Mitman uses eleven adverbs to describe the preaching event, starting with "preaching biblically." When speaking of preaching biblically, he wants to contrast it with what is often understood as biblical preaching. The latter, in his view, often involves little more than proof-texting. For him, preaching involves with the biblical text, but it is more. He is an adherent of the lectionary (as am I). Preaching biblically is not the same as using proof texts to prove preconceived points. His reason for turning to the lectionary is that using this allows "the texts to encounter us rather than going back to the Bible and searching for what suits the thematic moment" (p. 17). Ultimately, preaching biblically “is the homiletical praxis of inviting the assembly to accompany the preacher, through the biblical texts, into an event that is intended to become for the assembly the Word of God through the Holy Spirit” (p. 20). Perhaps you hear some echoes of Barth there. I do!

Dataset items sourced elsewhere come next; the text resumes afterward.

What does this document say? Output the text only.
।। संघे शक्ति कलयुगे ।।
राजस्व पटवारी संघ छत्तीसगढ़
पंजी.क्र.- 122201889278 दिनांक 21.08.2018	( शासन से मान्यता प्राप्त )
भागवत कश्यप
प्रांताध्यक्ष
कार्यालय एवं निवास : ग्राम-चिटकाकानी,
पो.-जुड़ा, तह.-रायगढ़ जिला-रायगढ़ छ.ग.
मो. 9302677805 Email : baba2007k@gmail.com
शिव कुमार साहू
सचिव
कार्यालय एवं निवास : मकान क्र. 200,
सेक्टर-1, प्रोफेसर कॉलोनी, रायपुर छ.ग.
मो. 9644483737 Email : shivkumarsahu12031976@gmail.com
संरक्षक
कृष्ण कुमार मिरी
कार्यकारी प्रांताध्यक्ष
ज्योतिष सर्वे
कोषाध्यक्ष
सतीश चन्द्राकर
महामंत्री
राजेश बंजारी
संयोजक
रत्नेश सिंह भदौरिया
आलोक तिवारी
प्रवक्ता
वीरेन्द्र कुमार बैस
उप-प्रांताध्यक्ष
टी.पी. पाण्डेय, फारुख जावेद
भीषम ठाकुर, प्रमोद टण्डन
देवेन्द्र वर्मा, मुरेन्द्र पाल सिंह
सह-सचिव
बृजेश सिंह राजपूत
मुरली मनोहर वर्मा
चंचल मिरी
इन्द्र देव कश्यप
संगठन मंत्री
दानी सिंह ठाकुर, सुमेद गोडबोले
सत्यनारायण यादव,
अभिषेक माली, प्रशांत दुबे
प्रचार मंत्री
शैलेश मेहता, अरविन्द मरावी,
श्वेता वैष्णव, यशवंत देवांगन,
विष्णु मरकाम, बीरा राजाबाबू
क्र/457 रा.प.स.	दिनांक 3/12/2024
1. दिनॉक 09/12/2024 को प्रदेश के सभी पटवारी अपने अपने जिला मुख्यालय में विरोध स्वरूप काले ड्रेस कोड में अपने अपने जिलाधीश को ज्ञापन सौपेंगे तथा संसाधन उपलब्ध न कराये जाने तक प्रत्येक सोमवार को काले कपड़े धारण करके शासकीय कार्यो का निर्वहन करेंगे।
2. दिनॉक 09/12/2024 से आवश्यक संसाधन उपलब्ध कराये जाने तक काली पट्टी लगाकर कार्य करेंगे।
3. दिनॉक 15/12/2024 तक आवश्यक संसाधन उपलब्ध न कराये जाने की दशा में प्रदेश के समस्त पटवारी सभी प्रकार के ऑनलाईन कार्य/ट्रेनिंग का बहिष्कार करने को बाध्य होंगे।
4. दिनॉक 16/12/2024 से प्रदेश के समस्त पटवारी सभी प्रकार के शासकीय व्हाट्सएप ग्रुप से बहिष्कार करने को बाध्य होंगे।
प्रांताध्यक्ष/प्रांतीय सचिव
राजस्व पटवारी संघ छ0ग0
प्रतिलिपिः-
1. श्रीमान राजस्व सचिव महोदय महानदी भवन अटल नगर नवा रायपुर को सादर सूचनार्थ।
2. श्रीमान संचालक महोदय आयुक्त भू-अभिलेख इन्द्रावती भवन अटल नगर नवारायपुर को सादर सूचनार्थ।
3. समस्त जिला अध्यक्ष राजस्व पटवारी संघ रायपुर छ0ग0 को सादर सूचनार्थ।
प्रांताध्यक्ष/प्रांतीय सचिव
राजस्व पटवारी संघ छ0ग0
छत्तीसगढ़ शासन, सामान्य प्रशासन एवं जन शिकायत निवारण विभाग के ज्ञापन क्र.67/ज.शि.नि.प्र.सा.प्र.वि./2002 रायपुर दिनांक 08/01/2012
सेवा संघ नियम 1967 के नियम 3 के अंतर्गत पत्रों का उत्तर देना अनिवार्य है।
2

From this starting point, we move to preaching liturgically (in the context of worship). sacramentally, evangelically, contextually, invitationally, metaphorically, multisenorially, engagingly, doxologically, and finally eschatologically. He goes into great depth concerning each adverb. There is a coherence here, in that preaching is understood as expression of the worship event. It is not a lecture. While he writes out a full manuscript, for this is not something that should be left to chance, if preaching is a verb, then a printed sermon is not the same. In fact, he would not see even a broadcasted sermon as being of the same order, for it lacks the liturgical and sacramental context. The chapter on “preaching doxologically” offers a strong reminder that the intent of preaching is to help people move into experiencing the glory of God. Thus, it is a joyful experience. It is also a harmonious experience, with sermon and liturgy working together to lead into experiencing God’s presence. I should note that Mitman has much to say about church architecture, especially that looks like a theater rather than an ecclesial space. Again, worship points to God. Thus, architecture is related to preaching.
I found this to be an intriguing book. Even if I might not always agree with his views on something, I do think he is on the right track here. I especially appreciate his pushing for coherence in the worship service, so that preaching is connected to the prayers, the hymns, and the sacraments. In the chapter on preaching doxologically, he writes that preaching in this way "involves preaching and doing liturgy harmoniously. Simply choosing a collection of well-known and beloved hymns that have nothing to do with the Scriptures and sermon creates a homiletical and liturgical disharmony that no well-crafted sermon can rectify" (p. 148).
This is not a homiletic text-book. Mitman isn’t attempting to offer a new homiletical theory. What he does is re-describe preaching, moving from adjective to adverb, even as he re-envisions preaching an event rather than thing. If you are a preacher, you will find this book to be not only useful but encouraging.